I’ve been thinking about the best ways to use a model router ever since Azure AI Foundry added one in preview coupled with last week’s GPT-5 announcement, and…I have some thoughts on this. It basically depends on what you’re trying to do, what’s clear is that this needs to be a conscious decision.

Cons

Here’s what worries me

  1. You’ll get wildly varying answer quality, depending on your inputs. As Ethan Mollick noticed with the new ChatGPT, you might get an answer from one of the best AIs available, or from one of the worst AIs. And you won’t know and/or be able to change that after the fact.
  2. The router, by definition, needs to be lightweight to keep latency low (read: small, fast, less capable). This means that there’s a non-zero chance for it to misinterpret subtler nuances in your inputs and mess up the routing.
  3. Running an evaluation suite on your outputs is one level of magnitude harder, now that the outputs are generated by a non-deterministic model selection. You’ll probably need to add a new eval suite just for the router, and hope for the best.
  4. If your inputs pretty much look the same (i.e. structured data extraction from standard-ish documents as opposed to chatbots), it doesn’t make sense to continually test several models, which may or may not get picked by the router. Just pick the one with the best cost-to-quality ratio and use that.

Pros

That being said, I see a lot of value in using a router when

  1. The inputs vary wildly (like, say, with chatbots), and you’re not able to predict beforehand how difficult they are to answer properly
  2. It’s more important to maximize cost savings and/or minimize latency, even if this (may) hurt the quality of the outputs
  3. Speaking of quality, it’s especially useful when the quality of the answers doesn’t need to be top-notch.
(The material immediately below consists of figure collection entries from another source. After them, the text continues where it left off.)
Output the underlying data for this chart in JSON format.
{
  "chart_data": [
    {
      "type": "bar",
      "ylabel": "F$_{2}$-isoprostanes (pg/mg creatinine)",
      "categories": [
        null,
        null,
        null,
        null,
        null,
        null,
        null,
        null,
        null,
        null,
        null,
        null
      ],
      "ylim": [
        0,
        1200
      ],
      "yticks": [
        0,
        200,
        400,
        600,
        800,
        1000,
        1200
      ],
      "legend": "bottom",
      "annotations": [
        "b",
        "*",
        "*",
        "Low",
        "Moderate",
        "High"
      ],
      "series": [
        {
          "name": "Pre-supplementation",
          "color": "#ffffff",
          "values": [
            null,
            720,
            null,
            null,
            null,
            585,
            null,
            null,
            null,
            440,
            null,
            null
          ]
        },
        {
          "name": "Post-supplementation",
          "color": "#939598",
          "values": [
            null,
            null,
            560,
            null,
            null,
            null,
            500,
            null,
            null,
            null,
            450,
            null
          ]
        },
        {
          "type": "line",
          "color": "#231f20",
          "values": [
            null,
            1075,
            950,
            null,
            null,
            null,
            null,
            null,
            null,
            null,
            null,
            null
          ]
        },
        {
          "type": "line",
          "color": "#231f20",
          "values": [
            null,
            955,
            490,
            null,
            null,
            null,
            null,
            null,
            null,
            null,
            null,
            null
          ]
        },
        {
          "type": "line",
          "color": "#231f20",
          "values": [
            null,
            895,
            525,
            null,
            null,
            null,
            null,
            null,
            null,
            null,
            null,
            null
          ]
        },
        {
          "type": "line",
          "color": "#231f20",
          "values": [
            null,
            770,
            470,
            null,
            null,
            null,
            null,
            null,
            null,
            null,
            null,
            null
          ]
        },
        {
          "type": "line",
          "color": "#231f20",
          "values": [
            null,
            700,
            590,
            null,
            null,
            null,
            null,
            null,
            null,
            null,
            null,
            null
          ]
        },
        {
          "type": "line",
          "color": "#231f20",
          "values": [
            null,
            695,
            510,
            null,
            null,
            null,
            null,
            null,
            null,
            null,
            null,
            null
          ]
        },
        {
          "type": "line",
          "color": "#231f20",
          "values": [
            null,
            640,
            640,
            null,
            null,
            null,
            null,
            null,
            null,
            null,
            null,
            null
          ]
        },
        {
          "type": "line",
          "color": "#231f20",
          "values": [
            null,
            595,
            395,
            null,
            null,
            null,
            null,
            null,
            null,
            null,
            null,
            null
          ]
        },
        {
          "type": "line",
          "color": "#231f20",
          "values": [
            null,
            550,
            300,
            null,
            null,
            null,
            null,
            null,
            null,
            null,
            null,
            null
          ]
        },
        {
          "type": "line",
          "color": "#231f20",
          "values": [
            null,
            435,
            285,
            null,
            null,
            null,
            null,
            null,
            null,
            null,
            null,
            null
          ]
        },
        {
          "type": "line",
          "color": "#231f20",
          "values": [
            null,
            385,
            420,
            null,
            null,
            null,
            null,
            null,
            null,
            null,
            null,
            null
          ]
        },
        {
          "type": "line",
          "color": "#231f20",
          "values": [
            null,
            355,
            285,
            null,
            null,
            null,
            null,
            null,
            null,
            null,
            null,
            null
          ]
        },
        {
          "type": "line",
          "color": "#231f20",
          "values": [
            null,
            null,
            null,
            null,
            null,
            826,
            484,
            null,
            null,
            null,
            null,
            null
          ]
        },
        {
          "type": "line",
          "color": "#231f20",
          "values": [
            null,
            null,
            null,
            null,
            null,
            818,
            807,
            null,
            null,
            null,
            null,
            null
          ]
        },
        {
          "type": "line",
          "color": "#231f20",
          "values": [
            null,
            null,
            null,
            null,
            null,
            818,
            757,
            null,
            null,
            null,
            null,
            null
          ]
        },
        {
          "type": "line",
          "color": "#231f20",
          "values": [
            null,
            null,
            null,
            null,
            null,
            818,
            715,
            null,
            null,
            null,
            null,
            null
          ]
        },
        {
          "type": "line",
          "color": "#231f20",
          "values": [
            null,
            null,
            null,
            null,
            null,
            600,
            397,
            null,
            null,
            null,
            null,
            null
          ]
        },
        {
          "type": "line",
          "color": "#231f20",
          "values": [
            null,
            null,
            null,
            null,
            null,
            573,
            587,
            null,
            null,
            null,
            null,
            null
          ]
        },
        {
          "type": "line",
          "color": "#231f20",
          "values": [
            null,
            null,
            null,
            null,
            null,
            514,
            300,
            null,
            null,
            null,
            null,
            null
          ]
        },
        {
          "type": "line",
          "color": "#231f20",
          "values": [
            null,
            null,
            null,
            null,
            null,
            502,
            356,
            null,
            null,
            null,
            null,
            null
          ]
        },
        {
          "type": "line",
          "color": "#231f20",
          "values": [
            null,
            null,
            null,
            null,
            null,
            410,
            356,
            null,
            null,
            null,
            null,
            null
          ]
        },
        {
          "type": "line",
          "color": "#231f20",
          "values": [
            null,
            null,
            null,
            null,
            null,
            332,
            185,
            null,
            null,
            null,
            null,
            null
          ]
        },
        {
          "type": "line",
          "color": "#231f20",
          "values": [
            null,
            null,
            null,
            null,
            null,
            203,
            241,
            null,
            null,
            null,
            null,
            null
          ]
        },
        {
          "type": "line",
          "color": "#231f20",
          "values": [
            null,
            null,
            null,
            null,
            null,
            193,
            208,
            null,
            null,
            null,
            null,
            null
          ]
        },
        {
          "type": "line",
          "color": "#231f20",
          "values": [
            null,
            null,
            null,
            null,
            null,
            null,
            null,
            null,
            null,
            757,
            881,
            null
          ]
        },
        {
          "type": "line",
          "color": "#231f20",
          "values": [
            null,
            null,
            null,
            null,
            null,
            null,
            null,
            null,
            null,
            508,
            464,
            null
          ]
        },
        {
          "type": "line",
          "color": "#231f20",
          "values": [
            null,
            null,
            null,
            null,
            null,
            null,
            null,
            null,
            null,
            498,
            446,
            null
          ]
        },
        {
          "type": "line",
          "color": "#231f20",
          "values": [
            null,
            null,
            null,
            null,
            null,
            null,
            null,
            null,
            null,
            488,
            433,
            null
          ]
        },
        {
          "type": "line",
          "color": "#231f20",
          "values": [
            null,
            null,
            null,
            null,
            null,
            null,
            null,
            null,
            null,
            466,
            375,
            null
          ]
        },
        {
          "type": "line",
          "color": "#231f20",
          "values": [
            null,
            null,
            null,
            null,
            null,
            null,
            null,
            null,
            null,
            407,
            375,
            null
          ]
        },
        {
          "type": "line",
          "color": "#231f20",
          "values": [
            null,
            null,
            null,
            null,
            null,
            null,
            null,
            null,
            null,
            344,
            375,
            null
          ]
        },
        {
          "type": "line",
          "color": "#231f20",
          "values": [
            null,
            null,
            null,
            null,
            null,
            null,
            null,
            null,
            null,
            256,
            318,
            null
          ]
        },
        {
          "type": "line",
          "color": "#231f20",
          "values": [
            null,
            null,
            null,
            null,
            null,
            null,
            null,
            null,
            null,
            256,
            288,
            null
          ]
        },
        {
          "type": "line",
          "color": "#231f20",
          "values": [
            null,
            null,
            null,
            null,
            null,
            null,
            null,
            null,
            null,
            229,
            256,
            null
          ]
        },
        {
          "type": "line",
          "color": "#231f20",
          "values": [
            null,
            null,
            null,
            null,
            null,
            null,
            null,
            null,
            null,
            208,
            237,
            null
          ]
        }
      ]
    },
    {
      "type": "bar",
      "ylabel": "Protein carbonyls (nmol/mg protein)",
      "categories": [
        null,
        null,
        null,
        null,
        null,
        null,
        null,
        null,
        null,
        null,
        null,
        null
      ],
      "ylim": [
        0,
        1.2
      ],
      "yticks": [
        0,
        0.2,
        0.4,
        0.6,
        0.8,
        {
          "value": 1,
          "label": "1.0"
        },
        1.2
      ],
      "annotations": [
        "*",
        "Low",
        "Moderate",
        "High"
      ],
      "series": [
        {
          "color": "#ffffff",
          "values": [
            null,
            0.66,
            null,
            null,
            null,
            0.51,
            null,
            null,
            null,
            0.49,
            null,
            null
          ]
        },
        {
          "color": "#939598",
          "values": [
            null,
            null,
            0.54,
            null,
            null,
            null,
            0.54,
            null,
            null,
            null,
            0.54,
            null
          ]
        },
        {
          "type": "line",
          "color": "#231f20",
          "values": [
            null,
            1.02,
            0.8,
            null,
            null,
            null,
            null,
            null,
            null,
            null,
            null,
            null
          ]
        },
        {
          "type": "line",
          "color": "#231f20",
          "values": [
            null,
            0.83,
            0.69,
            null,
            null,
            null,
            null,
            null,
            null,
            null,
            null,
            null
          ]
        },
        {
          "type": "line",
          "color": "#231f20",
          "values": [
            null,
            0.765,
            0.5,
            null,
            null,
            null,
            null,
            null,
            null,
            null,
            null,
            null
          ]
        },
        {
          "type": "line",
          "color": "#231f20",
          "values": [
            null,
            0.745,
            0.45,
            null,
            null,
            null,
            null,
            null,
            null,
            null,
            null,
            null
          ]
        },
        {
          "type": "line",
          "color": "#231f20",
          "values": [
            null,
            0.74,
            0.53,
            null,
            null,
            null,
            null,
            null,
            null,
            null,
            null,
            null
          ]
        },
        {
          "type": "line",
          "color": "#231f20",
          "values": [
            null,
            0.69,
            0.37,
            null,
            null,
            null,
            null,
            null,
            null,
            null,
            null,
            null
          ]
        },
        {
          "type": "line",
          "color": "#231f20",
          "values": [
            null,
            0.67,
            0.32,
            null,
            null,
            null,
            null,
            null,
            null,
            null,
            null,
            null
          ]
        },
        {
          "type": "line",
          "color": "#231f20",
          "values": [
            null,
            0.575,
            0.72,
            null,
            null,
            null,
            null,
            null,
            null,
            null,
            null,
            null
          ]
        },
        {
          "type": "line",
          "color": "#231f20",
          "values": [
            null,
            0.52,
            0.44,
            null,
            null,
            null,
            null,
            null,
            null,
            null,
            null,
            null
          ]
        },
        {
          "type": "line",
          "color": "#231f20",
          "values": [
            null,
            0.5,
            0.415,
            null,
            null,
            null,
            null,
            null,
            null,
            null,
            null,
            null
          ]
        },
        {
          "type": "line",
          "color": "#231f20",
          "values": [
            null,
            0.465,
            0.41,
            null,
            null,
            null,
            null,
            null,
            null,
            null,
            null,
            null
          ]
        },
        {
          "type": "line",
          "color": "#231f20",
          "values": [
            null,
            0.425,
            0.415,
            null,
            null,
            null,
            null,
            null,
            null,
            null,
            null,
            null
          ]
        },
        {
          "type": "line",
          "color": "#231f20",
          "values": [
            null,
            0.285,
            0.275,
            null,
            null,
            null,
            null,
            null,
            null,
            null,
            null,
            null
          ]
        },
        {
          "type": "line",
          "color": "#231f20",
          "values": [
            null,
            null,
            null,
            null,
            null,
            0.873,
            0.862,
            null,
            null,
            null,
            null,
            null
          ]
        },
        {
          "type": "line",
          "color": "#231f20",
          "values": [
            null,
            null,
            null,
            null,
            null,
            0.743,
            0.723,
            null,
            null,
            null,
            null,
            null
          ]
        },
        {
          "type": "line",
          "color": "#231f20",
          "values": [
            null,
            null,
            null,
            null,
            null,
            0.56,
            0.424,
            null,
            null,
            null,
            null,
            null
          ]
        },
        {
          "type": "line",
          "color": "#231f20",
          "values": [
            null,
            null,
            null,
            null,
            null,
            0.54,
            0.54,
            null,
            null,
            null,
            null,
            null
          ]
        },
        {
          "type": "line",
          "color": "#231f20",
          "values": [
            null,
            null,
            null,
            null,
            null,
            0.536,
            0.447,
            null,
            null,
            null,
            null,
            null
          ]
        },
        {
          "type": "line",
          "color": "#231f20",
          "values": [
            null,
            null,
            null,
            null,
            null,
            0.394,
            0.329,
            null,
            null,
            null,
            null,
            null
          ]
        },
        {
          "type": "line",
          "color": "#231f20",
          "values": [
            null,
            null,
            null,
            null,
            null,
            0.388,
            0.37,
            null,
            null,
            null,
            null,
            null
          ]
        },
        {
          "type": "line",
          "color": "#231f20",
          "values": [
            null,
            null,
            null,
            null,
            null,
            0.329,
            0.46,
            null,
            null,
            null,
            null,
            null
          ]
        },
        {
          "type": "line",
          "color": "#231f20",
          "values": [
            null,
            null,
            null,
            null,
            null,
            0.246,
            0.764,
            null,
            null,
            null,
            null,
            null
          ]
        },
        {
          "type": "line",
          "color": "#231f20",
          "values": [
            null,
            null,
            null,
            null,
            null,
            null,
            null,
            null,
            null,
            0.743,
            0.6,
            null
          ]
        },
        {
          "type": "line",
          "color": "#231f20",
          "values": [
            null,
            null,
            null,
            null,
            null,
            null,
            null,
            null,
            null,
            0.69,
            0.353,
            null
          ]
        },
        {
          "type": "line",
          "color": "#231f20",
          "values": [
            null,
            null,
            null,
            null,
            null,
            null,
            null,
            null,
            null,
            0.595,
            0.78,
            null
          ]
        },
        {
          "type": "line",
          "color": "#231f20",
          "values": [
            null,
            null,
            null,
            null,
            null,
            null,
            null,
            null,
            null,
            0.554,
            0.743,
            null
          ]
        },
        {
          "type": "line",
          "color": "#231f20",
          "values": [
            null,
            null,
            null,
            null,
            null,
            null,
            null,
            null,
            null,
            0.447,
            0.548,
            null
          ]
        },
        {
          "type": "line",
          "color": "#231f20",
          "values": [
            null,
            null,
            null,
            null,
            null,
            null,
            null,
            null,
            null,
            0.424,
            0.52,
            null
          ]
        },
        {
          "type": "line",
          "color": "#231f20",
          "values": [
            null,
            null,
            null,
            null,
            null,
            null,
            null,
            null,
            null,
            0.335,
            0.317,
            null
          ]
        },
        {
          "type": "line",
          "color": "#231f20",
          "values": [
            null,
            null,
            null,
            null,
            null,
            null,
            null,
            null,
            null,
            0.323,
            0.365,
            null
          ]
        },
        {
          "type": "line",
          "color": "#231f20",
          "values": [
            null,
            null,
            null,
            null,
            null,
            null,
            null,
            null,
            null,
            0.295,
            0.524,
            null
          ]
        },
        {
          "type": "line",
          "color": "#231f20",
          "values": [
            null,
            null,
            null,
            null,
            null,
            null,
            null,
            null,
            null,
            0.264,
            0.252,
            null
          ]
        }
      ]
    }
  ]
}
Think planning a birthday, as opposed to designing a nuclear power plant.

Conclusion

That being said, I definitely recommend everyone to try and implement a simple router just to see how well it works and if it’s worth it. The easiest, simplest, most basic way to do it imo is to use another LLM call (preferably the smallest LLM you have got available) to decide whether the request is “easy”, “medium”, or “hard” (or whatever, these are just samples). Then, route the request to some corresponding models and see if it works.

And, when you’re ready to try out something more “profesh”, remember that there’s an updated model router in Azure AI Foundry. Just putting this out there 🙂.